Mas sabemos que a mulher não se limita ao papel biológico de mãe. Ela é sustentáculo moral da família, irradiando sensibilidade, intuição e capacidade de acolhimento. Joanna de Ângelis, por intermédio de Divaldo Franco, na obra “O Espírito da Verdade”, ressalta que “a mulher é portadora de valores emocionais que estruturam o lar, contribuindo decisivamente para a harmonia do grupo familiar”. Em “Vida: Desafios e Soluções”, a mentora espiritual amplia essa visão ao destacar que o equilíbrio emocional da mulher repercute diretamente na saúde psíquica do lar, influenciando o comportamento e o desenvolvimento dos espíritos que ali convivem. Joanna enfatiza que o amor materno é uma das expressões mais puras do sentimento humano, aproximando o Espírito das leis divinas e favorecendo o exercício da caridade dentro do próprio lar, que é, muitas vezes, o primeiro campo de aprendizado do amor ao próximo.

O exemplo de amor e abnegação
No entanto, é importante compreender que esse papel não implica idealizações irreais ou sobrecarga. O Espiritismo não estabelece hierarquias de valor entre homem e mulher, mas destaca responsabilidades compartilhadas. A questão 822-a de “O Livro dos Espíritos” é clara ao afirmar que “perante Deus, o homem e a mulher são iguais e têm os mesmos direitos”. E na questão 207, os Espíritos lembram que os laços de parentesco são instrumentos de progresso, podendo ser tanto provas quanto expiações, exigindo de todos os membros da família esforço consciente na vivência do amor.

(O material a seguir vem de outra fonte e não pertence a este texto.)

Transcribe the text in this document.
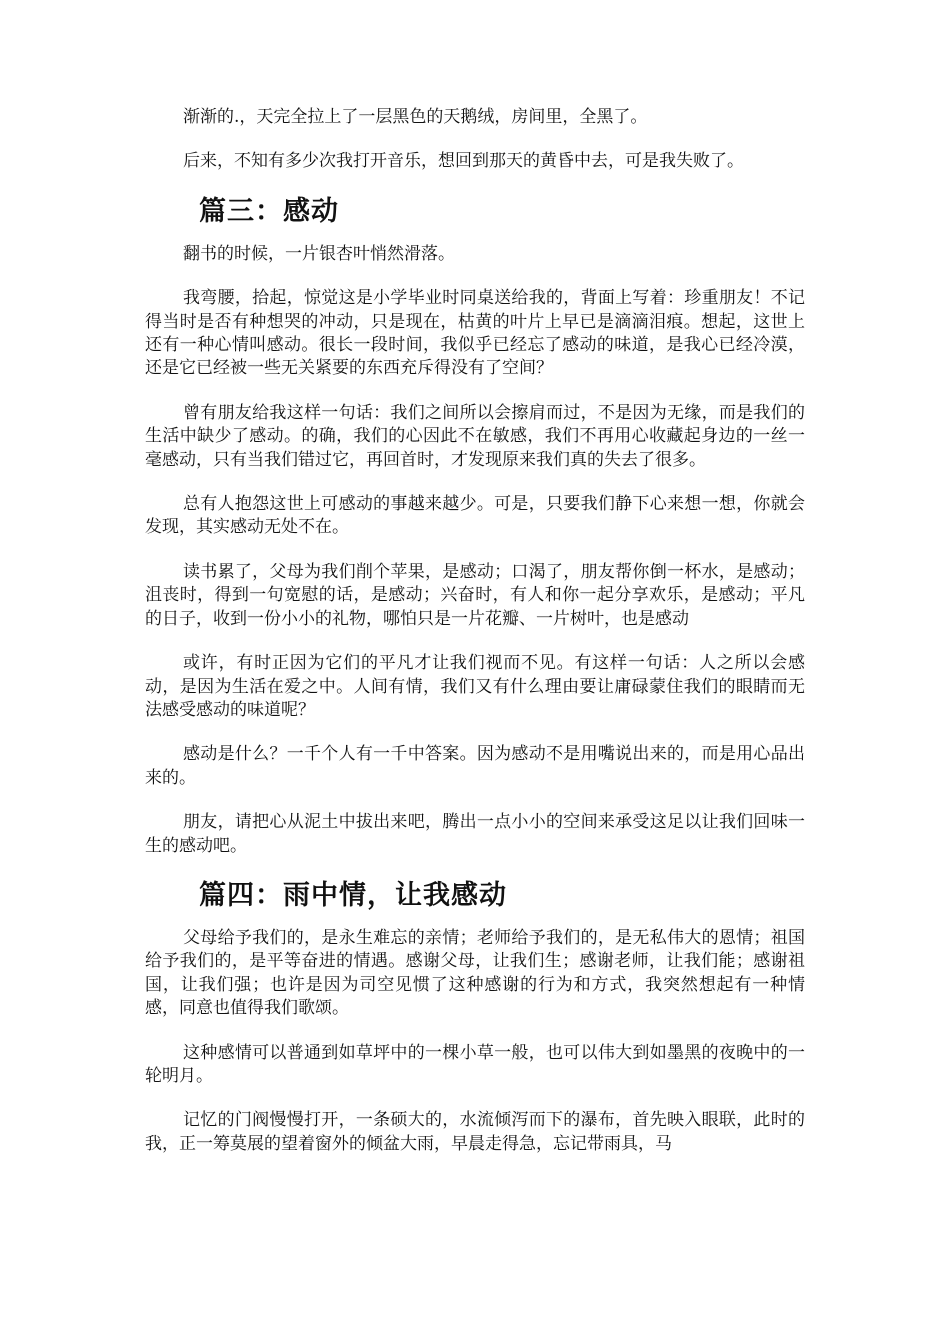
渐渐的.，天完全拉上了一层黑色的天鹅绒，房间里，全黑了。

后来，不知有多少次我打开音乐，想回到那天的黄昏中去，可是我失败了。

篇三：感动

翻书的时候，一片银杏叶悄然滑落。

我弯腰，拾起，惊觉这是小学毕业时同桌送给我的，背面上写着：珍重朋友！不记得当时是否有种想哭的冲动，只是现在，枯黄的叶片上早已是滴滴泪痕。想起，这世上还有一种心情叫感动。很长一段时间，我似乎已经忘了感动的味道，是我心已经冷漠，还是它已经被一些无关紧要的东西充斥得没有了空间？

曾有朋友给我这样一句话：我们之间所以会擦肩而过，不是因为无缘，而是我们的生活中缺少了感动。的确，我们的心因此不在敏感，我们不再用心收藏起身边的一丝一毫感动，只有当我们错过它，再回首时，才发现原来我们真的失去了很多。

总有人抱怨这世上可感动的事越来越少。可是，只要我们静下心来想一想，你就会发现，其实感动无处不在。

读书累了，父母为我们削个苹果，是感动；口渴了，朋友帮你倒一杯水，是感动；沮丧时，得到一句宽慰的话，是感动；兴奋时，有人和你一起分享欢乐，是感动；平凡的日子，收到一份小小的礼物，哪怕只是一片花瓣、一片树叶，也是感动

或许，有时正因为它们的平凡才让我们视而不见。有这样一句话：人之所以会感动，是因为生活在爱之中。人间有情，我们又有什么理由要让庸碌蒙住我们的眼睛而无法感受感动的味道呢？

感动是什么？一千个人有一千中答案。因为感动不是用嘴说出来的，而是用心品出来的。

朋友，请把心从泥土中拔出来吧，腾出一点小小的空间来承受这足以让我们回味一生的感动吧。

篇四：雨中情，让我感动

父母给予我们的，是永生难忘的亲情；老师给予我们的，是无私伟大的恩情；祖国给予我们的，是平等奋进的情遇。感谢父母，让我们生；感谢老师，让我们能；感谢祖国，让我们强；也许是因为司空见惯了这种感谢的行为和方式，我突然想起有一种情感，同意也值得我们歌颂。

这种感情可以普通到如草坪中的一棵小草一般，也可以伟大到如墨黑的夜晚中的一轮明月。

记忆的门阀慢慢打开，一条硕大的，水流倾泻而下的瀑布，首先映入眼联，此时的我，正一筹莫展的望着窗外的倾盆大雨，早晨走得急，忘记带雨具，马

Diante disso, refletimos que ser mãe é oportunidade bendita de serviço ao próximo, especialmente ao espírito reencarnante que encontra no ambiente familiar o primeiro campo de aprendizado. É ali que se semeiam valores, se curam feridas do passado e se constroem bases para um futuro mais harmonioso. Como nos recorda Emmanuel, em “Pensamento e Vida”: “Educar é orientar o espírito para Deus”, tarefa que começa, invariavelmente, no seio da família.

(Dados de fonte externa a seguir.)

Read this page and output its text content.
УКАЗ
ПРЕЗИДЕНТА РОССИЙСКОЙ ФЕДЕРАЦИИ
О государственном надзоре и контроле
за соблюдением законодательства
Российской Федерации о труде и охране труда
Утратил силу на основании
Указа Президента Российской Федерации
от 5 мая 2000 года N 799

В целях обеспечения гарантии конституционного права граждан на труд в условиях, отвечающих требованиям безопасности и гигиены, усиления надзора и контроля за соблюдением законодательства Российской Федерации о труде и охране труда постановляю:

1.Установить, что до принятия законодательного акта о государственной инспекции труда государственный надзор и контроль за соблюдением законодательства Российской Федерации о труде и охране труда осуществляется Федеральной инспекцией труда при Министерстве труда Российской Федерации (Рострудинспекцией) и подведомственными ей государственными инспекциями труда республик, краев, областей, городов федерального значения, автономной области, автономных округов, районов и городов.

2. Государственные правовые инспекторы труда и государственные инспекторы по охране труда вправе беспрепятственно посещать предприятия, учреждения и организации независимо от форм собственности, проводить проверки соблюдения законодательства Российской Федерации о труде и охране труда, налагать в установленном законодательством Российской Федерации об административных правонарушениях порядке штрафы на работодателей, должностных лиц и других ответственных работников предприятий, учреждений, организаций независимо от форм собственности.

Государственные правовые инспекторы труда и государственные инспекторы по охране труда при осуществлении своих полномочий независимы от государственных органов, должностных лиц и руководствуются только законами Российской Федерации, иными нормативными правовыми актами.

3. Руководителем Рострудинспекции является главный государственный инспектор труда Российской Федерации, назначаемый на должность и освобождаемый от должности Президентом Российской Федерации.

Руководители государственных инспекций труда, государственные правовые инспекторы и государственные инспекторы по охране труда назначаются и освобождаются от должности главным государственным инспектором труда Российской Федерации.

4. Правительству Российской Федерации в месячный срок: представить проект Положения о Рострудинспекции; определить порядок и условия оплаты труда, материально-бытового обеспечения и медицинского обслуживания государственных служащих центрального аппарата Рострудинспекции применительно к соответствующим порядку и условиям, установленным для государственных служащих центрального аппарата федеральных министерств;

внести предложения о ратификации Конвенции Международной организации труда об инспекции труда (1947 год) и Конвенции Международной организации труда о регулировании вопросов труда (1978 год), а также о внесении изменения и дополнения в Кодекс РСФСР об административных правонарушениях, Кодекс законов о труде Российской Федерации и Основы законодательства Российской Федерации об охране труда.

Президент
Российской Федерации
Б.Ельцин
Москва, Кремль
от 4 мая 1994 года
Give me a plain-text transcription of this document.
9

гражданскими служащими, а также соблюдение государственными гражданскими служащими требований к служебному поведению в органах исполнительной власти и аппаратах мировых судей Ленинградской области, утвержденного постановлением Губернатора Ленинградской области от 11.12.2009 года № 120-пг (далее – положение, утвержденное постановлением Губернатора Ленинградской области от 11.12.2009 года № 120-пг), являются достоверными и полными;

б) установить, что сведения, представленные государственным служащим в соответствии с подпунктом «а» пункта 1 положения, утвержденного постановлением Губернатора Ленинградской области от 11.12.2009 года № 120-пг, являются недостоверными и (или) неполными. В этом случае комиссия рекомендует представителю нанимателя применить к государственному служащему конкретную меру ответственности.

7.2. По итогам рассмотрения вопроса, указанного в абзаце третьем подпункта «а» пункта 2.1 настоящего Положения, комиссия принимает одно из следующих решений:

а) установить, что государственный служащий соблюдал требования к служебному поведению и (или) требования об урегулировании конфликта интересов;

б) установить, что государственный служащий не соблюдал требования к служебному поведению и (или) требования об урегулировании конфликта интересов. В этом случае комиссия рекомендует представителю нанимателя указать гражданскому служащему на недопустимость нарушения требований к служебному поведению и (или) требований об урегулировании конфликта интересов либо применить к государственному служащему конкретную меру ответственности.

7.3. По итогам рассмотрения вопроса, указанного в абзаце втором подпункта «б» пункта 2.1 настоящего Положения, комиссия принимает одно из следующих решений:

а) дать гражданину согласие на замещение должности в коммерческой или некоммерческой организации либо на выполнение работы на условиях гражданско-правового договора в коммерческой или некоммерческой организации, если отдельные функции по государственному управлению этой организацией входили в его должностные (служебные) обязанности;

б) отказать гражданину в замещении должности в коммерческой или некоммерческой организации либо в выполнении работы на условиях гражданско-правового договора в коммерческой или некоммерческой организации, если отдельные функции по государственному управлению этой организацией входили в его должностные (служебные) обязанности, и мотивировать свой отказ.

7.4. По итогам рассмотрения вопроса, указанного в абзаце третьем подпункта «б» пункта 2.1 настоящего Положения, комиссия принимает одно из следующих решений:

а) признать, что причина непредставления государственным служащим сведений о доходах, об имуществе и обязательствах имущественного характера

Desta forma, valorizar e apoiar as mulheres e mães em suas jornadas, reconhecendo nelas verdadeiras trabalhadoras do Cristo, muitas vezes silenciosas, mas profundamente essenciais na obra da regeneração humana, é tarefa importantíssima diariamente. E que, inspirados no exemplo de amor e dedicação das mães, possamos todos assumir com responsabilidade o compromisso de edificar lares mais equilibrados, onde o espírito encontre não apenas abrigo físico, mas também amparo moral e espiritual em sua caminhada evolutiva, conforme nos ensina Jesus, modelo e guia da humanidade.